I'd check for the use of multiple encodings in the same word (or sentence). That would be a dead ringer for this kind of thing.
Otherwise, something like this could help you - unfortunately it's only a partial table, and you'd have to use it in reverse. The hex codes are UTF-8, so c3a0
means U+00E0
here.
a: c3a0,c3a1,c3a2,c3a3,c3a4,c3a5,c3a6,c481,c483,c485,
c: c2a2,c3a7,c487,c489,c48b,c48d
d: c48f,c491
e: c3a8,c3a9,c3aa,c3ab,c493,c495,c497,c499,c49b
g: c49d,c49f,c4a1,c4a3
h: c4a5,c4a7
i: c2a1,c3ac,c3ad,c3ae,c3af,c4a9,c4ab,c4ae,c4b0,c4ba
j: c4b5
k: c4b7,c4b8
l: c4ae,c4af,c4ba,c4bc
n: c3b1,c584,c586,c588,c589,c58b
o: c3b0,c3b2,c3b3,c3b4,c3b5,c3b6,c3b8,c58d,c58f,c591,c593
p: c3be
s: c29a
u: c2b5,c3b9,c3ba,c3bb,c3bc
x: c397
y: c3bd,c3bf
z: c29e
A: c380,c381,c382,c383,c384,c385,c386,c480,c482,c484
B: c39f
C: c387,c486,c488,c48a,c48c
D: c390,c48e,c490,
E: c388,c389,c38a,c38b,c492,c494,c496,c498,c49a,c592
G: c49c,c49e,c4a0,c4a2
H: c4a4,c4a6
I: c38c,c38d,c38e,c38f,c4a8,c4aa,c4ac
J: c4b4
K: c4b6
L: c4b9,c4bb,c4bd,c4bf
N: c391,c583,c585,c587
O: c392,c393,c394,c395,c396,c398,c58c,c58e,c590,c592
P: c39e
R: c594
r: c595
S: c28a
U: c399,c39a,c39b,c39c,
Y: c29f,c39d
Z: c28e
On second thought, you'd probably have to add a list of "ignore-me" characters that can be added to a string to make it different while looking similar, for example U+0082. And now that I think about it, this could be used to defeat the "at most two encodings in each sentence". A word such as "déja vu" can be used legitimately (I remember seeing it out of a Mac editor), but the combining U+0300
accent can be used to make "Víágŕa" look like something else altogether.

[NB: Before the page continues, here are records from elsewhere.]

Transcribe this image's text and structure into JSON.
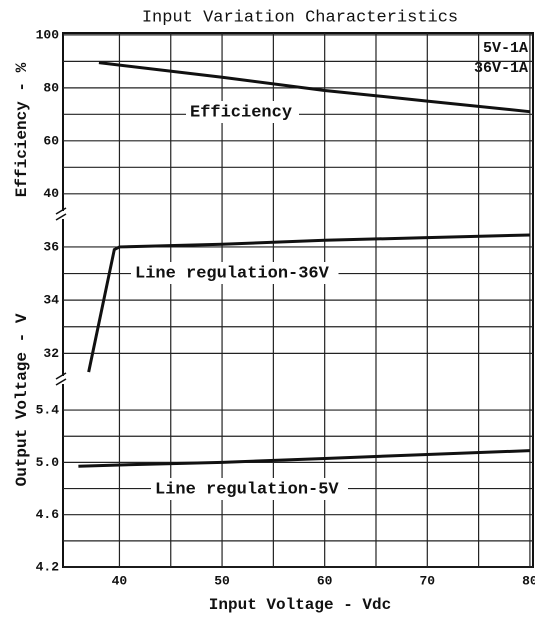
{
  "chart_data": [
    {
      "type": "line",
      "title": "Input Variation Characteristics",
      "ylabel": "Efficiency - %",
      "annotations": [
        "5V-1A",
        "36V-1A"
      ],
      "x": [
        38,
        50,
        60,
        70,
        80
      ],
      "series": [
        {
          "name": "Efficiency",
          "color": "#111111",
          "values": [
            89.5,
            84,
            79,
            75,
            71
          ]
        }
      ],
      "ylim": [
        32,
        100.7
      ],
      "yticks": [
        40,
        60,
        80,
        100
      ],
      "yminor": [
        50,
        70,
        90
      ]
    },
    {
      "type": "line",
      "ylabel": "Output Voltage - V",
      "x": [
        37,
        39.5,
        40,
        50,
        60,
        70,
        80
      ],
      "series": [
        {
          "name": "Line regulation-36V",
          "color": "#111111",
          "values": [
            31.3,
            35.9,
            36.0,
            36.1,
            36.25,
            36.35,
            36.45
          ]
        }
      ],
      "ylim": [
        31,
        37.2
      ],
      "yticks": [
        32,
        34,
        36
      ],
      "yminor": [
        33,
        35
      ]
    },
    {
      "type": "line",
      "xlabel": "Input Voltage - Vdc",
      "x": [
        36,
        40,
        50,
        60,
        70,
        80
      ],
      "series": [
        {
          "name": "Line regulation-5V",
          "color": "#111111",
          "values": [
            4.97,
            4.98,
            5.0,
            5.03,
            5.06,
            5.09
          ]
        }
      ],
      "ylim": [
        4.2,
        5.63
      ],
      "yticks": [
        {
          "value": 4.2,
          "label": "4.2"
        },
        {
          "value": 4.6,
          "label": "4.6"
        },
        {
          "value": 5.0,
          "label": "5.0"
        },
        {
          "value": 5.4,
          "label": "5.4"
        }
      ],
      "yminor": [
        4.4,
        4.8,
        5.2
      ],
      "xlim": [
        34.5,
        80.3
      ],
      "xticks": [
        40,
        50,
        60,
        70,
        80
      ],
      "xminor": [
        45,
        55,
        65,
        75
      ]
    }
  ]
}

So first all "combinings" should be removed, then some legitimate characters must be ignored (e.g. the ellipsis - Word processors adore it... and the various styles of quotes). Finally encodings can be counted, or you can replace characters with their OCR lookalikes as above.